I have a CQ62 with the same issue. It's been sitting around for almost a year since the failure since I couldn't find a cheap replacment board. I found motherboards for $60 to 100 on ebay today, but before ordering one I decided to have another go at the machine. I read the forum and was about ready to try windows-key+B at power on, but I think I stumbled onto the fix.
It was shutting down maybe half a second after the red Compaq splash screen came up. Not remembering HP/Compaq CMOS setup keys, I watched a few times and caught "Press the ESC key for Startup Menu", so I started pounding ESC as soon as I hit the power button. (I later discovered that as soon as the splash screen comes up, you can hit pause to stop it, but that was after I stumbled onto the fix).
The Startup Menu came up
F1 System Information
F2 System Diagnostics
F9 Boot Device Options
F10 BIOS Setup (not sure if that one was there before the fix, don't think it was)
F11 System Recovery
ENTER - Continue Setup (This may have been ESC instead of ENTER before the fix).
I ran system diagnostics:
F1 System Information
F2 Start-up Test
F3 Run-In Test
F4 Hard Disk Test
F11 Error Log
ESC Exit
I ran the startup test. It tested memory (100% passed), then the hard drive which also passed (surprising because since I'd given up on this machine, I swapped with its replacement when it started reporting hard drive errors - I had reformatted that drive with the Hitachi DFT utility which did find bad sectors. It seemed to be working at first, but then Windows started taking 15 minutes to boot, looking like the drive was failing again) - I had forgotten I put the failed drive in. The tests completed and I pressed ESC to exit.
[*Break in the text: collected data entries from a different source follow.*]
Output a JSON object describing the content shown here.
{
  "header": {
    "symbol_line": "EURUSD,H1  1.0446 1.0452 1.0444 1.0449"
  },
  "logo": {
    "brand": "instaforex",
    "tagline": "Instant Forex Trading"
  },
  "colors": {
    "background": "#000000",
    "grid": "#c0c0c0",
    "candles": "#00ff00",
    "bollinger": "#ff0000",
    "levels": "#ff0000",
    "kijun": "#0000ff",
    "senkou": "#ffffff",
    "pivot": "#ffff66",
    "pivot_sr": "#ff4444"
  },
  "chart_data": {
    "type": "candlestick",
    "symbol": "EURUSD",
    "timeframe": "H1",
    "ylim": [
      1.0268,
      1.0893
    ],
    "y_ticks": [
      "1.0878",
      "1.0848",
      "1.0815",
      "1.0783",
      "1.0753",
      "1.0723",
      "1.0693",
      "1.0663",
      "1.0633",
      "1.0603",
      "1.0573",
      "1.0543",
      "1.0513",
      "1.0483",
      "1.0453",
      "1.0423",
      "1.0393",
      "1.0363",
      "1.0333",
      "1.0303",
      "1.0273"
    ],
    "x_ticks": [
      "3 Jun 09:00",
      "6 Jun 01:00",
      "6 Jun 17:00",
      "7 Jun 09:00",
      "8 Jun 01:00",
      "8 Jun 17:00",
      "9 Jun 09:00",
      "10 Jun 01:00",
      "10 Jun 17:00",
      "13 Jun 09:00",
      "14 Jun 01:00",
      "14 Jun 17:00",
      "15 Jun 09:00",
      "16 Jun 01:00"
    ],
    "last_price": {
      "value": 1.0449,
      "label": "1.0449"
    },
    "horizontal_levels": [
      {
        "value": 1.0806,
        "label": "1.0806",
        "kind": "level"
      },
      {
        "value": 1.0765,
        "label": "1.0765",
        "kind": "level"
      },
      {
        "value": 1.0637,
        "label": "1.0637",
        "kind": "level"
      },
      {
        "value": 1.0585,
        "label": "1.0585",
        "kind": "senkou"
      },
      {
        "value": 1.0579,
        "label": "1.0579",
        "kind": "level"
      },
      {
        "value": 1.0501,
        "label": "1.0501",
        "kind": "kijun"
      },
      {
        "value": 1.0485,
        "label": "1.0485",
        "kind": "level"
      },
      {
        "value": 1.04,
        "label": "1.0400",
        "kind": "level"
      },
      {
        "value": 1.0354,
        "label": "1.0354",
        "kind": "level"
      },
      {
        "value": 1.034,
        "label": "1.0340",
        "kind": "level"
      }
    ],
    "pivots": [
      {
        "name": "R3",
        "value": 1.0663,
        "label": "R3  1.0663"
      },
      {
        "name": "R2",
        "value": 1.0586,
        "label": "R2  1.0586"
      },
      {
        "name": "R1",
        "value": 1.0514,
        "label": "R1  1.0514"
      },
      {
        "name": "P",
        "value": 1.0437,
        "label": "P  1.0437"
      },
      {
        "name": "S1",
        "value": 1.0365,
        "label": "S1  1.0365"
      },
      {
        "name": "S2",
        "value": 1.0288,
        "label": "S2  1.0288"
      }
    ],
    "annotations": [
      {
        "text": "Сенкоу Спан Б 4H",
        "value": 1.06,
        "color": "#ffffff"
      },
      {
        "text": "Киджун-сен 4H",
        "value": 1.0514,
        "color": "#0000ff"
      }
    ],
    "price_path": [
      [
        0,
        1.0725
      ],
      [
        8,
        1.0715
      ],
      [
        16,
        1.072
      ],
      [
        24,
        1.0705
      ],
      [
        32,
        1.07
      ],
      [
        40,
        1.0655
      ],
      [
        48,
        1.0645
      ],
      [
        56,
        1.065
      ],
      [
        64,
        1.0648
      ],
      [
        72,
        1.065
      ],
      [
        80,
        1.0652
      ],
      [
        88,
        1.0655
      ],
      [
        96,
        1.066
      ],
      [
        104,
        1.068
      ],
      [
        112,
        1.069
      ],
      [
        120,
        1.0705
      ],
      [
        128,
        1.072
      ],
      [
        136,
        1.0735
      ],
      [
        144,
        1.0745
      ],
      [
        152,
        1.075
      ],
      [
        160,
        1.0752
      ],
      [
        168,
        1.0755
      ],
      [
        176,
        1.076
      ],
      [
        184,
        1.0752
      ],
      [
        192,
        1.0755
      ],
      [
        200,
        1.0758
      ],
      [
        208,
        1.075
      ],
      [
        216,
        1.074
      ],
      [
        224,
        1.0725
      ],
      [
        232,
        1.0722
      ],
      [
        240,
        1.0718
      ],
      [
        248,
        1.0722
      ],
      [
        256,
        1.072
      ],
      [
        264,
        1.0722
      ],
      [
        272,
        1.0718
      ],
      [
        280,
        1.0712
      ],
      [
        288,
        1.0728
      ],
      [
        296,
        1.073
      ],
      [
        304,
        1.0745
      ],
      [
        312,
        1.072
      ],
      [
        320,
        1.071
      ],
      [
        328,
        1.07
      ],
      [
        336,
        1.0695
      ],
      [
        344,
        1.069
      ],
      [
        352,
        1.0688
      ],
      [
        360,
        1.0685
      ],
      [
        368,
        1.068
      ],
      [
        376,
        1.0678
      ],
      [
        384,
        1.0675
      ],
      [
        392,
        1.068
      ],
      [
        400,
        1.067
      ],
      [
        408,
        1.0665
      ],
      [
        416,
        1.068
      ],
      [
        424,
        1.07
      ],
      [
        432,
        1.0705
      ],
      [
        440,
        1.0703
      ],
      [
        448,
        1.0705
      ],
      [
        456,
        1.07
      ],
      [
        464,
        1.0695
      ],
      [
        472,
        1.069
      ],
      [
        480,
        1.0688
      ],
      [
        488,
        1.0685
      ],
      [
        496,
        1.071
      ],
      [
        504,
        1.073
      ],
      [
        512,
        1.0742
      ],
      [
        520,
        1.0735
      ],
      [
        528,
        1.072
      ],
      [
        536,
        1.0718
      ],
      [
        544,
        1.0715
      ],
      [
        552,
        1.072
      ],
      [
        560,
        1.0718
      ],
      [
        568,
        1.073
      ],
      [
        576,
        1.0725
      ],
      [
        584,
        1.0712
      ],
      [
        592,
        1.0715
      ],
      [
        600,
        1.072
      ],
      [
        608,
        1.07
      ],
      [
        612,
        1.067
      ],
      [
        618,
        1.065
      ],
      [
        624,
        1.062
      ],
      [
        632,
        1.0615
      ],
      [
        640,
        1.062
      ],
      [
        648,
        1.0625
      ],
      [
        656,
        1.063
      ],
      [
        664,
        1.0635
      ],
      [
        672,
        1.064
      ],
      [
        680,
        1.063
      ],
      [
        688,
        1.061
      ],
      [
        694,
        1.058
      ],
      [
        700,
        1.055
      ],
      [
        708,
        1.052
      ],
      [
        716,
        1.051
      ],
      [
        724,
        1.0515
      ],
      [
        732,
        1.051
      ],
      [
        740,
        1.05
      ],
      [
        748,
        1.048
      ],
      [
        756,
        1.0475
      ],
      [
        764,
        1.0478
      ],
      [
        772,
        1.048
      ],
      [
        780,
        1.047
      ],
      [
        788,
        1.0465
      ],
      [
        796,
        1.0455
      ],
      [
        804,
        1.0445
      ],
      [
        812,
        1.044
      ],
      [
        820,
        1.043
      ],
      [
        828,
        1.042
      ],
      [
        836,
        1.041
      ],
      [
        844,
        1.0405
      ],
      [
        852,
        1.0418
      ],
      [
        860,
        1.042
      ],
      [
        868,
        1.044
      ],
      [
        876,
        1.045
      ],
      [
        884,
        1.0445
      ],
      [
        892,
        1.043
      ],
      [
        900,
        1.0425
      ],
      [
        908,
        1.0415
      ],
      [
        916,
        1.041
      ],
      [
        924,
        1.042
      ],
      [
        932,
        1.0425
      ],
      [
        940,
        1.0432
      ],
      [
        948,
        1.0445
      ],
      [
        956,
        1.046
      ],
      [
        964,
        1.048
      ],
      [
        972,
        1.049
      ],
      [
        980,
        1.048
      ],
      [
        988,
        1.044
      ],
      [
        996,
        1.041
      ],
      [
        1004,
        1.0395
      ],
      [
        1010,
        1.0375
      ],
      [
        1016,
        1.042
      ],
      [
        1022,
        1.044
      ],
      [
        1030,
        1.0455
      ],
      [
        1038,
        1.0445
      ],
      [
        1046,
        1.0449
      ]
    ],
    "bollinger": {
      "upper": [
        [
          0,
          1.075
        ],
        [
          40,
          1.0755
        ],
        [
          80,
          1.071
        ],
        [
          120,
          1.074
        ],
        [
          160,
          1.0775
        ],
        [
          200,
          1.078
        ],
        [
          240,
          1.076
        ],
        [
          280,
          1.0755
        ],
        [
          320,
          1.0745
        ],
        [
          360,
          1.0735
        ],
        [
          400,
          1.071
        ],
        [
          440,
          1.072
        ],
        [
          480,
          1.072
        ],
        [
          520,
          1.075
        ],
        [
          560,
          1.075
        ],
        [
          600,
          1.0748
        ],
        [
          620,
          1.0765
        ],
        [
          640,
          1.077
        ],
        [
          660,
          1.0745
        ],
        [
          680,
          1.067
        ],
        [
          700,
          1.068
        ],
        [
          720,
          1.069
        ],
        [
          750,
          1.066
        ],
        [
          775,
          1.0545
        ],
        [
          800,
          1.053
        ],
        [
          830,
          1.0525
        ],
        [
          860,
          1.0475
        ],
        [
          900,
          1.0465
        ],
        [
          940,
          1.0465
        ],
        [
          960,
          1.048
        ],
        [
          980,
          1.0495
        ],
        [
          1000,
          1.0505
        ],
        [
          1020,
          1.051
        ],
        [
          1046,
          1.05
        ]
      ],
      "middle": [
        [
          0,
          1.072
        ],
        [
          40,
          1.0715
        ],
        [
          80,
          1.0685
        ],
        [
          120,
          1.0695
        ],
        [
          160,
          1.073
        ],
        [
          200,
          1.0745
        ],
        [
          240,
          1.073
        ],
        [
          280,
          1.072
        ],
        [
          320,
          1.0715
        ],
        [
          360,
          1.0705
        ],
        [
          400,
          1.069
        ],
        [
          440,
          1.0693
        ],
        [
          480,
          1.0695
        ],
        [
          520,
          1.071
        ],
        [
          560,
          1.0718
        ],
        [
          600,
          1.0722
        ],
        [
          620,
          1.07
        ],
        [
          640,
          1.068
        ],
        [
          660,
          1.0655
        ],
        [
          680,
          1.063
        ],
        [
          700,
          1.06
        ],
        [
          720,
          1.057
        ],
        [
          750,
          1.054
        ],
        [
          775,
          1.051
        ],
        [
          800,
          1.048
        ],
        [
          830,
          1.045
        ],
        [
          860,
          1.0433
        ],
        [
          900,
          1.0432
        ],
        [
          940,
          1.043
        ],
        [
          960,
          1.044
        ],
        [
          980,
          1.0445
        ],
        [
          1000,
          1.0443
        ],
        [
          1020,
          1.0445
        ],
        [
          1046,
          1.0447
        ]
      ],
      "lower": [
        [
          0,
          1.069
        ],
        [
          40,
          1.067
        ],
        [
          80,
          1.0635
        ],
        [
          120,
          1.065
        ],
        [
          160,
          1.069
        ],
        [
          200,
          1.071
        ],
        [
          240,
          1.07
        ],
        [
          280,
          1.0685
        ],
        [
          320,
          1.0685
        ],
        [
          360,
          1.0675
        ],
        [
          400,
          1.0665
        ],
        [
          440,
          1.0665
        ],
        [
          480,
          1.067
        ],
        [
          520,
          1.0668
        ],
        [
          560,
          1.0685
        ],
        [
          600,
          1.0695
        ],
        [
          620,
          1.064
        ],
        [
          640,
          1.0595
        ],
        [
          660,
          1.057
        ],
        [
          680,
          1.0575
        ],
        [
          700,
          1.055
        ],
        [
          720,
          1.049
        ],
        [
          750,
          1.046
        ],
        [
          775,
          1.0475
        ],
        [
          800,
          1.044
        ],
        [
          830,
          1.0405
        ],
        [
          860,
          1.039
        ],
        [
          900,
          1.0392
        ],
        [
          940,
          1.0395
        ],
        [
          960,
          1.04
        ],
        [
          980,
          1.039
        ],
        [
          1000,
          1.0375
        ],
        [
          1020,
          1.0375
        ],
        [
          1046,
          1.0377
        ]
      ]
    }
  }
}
It rebooted and I pressed ESC to get into startup menu again. I didn't see anything else that looked useful so I hit enter to continue boot, fully expecting it to shut down. The next thing I knew, I got "Starting Windows"...I expected it to fail at any point, since the image on the drive was from an ASUS laptop but Windows 7 actually booted up using generic video drivers.
I played around in Windows a little, and it worked. I shut it down, expecting that to be the last time I got this board to boot, but when I powered it back on, it booted normally, and has done so about ten times since.
So I guess the answer is to hit ESC as soon as you power on, and run startup test. No idea why this worked but it did. I'm curious if it will work for anyone else. The only difference I see is my CQ62 did not have any BIOS, WIFI or any other errors show up before it died.